首頁 帝闕韶華

第一百八十章 有所必為

交談到了這個地步,洛憑淵已推無可推,況且即使他堅持拒絕,洛湮華還有一句殺手鐧在後麵等著:“憑淵不是答應了,什麽都聽我的?”

“皇兄實在是偏心,時間精力都給了琅環,卻推我去承儲。”他隻能鬱悶地咕噥。

洛湮華微笑,也不辯解。

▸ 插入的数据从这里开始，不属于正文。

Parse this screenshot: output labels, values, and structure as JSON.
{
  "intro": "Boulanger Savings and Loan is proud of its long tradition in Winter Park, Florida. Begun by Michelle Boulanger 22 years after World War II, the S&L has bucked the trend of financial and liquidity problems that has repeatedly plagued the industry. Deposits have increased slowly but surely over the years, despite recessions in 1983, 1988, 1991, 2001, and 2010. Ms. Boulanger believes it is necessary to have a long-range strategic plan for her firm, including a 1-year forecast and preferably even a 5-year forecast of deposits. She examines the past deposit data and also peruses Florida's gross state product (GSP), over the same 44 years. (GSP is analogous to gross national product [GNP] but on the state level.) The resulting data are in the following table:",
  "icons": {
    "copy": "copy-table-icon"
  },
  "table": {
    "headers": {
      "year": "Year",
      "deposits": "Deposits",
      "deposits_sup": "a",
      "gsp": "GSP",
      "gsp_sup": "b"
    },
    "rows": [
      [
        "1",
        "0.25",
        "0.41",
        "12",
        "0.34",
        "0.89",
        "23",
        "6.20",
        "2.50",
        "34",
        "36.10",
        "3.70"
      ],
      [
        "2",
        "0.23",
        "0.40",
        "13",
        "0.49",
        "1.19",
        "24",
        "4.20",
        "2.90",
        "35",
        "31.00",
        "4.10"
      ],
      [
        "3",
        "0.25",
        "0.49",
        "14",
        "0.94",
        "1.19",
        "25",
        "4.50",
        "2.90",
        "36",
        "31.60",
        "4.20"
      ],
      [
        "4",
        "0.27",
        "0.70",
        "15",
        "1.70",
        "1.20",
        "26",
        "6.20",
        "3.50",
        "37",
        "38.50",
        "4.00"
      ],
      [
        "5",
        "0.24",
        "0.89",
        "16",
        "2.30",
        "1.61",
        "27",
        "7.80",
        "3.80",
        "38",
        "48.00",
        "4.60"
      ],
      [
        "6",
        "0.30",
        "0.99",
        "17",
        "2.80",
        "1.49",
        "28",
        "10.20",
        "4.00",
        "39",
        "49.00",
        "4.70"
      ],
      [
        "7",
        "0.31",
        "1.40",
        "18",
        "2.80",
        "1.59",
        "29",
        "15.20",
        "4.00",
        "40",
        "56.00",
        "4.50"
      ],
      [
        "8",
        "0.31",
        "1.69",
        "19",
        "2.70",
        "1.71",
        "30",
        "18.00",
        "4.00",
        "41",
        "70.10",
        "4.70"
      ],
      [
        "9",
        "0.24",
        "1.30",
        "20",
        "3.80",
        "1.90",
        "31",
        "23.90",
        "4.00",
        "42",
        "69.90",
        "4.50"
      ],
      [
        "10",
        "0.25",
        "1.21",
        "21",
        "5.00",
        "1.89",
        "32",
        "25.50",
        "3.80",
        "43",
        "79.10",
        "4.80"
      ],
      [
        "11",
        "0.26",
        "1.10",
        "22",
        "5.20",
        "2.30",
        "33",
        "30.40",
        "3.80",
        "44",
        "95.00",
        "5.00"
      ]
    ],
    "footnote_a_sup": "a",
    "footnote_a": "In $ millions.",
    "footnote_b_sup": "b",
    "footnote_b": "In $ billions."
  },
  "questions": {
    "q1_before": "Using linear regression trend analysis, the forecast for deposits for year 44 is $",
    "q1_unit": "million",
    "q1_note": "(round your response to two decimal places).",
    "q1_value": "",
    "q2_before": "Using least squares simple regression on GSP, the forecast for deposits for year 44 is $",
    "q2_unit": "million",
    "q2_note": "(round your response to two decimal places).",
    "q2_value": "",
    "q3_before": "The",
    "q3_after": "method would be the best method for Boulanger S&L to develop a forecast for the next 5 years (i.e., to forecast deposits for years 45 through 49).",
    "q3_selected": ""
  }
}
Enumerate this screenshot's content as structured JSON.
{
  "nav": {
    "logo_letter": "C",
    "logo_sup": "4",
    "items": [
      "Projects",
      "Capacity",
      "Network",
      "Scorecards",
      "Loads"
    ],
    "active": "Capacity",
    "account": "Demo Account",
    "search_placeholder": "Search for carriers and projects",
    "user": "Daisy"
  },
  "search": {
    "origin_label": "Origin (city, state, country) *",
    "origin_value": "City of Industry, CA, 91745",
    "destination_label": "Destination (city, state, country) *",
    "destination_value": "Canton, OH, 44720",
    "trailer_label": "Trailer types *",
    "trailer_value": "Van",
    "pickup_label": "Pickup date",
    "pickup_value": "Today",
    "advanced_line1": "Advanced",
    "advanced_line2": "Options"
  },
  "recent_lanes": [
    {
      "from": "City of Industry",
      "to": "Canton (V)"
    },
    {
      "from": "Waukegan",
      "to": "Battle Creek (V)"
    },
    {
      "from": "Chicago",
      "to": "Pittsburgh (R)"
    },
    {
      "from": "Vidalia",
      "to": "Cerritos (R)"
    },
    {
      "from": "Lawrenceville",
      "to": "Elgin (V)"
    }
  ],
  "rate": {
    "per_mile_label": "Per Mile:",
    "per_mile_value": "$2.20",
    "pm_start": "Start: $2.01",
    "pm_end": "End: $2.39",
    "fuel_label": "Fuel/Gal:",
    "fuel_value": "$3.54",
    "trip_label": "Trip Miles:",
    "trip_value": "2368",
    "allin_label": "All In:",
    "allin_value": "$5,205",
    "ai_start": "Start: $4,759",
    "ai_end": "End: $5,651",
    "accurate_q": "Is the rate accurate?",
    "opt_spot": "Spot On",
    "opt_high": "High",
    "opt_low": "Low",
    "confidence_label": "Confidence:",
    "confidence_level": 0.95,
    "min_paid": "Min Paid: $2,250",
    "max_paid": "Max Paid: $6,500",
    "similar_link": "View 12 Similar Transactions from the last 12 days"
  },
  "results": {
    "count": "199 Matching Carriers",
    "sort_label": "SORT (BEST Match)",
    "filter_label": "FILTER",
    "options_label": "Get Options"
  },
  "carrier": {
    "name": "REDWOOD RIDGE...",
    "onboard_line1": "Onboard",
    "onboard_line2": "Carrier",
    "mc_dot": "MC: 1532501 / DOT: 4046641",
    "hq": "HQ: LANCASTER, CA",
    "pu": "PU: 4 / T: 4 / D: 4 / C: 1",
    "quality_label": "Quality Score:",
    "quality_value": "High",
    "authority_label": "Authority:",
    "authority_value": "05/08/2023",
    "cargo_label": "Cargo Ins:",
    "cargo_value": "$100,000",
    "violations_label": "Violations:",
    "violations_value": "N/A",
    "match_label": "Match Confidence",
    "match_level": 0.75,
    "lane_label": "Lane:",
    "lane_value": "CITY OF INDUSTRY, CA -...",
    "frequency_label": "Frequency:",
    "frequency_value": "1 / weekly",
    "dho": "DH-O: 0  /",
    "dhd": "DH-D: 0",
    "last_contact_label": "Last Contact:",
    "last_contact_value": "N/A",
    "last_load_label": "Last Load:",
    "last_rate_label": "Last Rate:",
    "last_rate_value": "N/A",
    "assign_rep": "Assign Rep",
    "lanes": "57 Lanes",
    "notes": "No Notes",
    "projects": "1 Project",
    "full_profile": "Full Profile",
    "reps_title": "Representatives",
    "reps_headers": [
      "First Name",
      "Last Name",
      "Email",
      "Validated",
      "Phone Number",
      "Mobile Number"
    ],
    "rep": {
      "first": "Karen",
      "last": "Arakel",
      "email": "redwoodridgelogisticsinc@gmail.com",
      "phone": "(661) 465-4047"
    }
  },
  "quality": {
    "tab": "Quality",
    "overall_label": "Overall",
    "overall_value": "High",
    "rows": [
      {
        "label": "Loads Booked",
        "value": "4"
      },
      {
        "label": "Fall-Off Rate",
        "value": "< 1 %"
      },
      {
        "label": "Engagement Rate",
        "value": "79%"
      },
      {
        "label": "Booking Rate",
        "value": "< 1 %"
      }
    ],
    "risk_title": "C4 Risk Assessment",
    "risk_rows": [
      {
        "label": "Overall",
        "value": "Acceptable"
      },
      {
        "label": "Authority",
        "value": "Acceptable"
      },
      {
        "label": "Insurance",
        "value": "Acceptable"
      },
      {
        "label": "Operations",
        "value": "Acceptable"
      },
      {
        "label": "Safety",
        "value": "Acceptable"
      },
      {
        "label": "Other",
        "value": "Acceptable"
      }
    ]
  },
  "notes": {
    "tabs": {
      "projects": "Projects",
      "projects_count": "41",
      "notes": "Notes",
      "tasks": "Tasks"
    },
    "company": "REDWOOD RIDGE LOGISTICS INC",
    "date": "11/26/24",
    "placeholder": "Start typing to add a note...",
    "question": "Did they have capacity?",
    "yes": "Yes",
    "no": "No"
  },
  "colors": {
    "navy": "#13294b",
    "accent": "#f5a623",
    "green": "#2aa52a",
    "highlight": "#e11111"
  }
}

他是準備陪著琅環再走上一程,但遲早會辭去宗主之位。

作為立國以來最大的冤案,琅環舊案無疑是不該發生的,但推究根源,禍端究竟是何時種下,始於十年前,還是更早?

在他心目中,近三十年前,當前代宗主江寒決定與皇室聯姻時,或許已注定了災禍必將來臨。

宗主愛女江璧瑤許配年輕皇子洛展鴻,是琅環的第一個決策錯誤;數年後外祖父病卒,舅父江恒遠選擇擔任左使,而將宗主之位讓給已是太子妃的妹妹,是第二個錯誤。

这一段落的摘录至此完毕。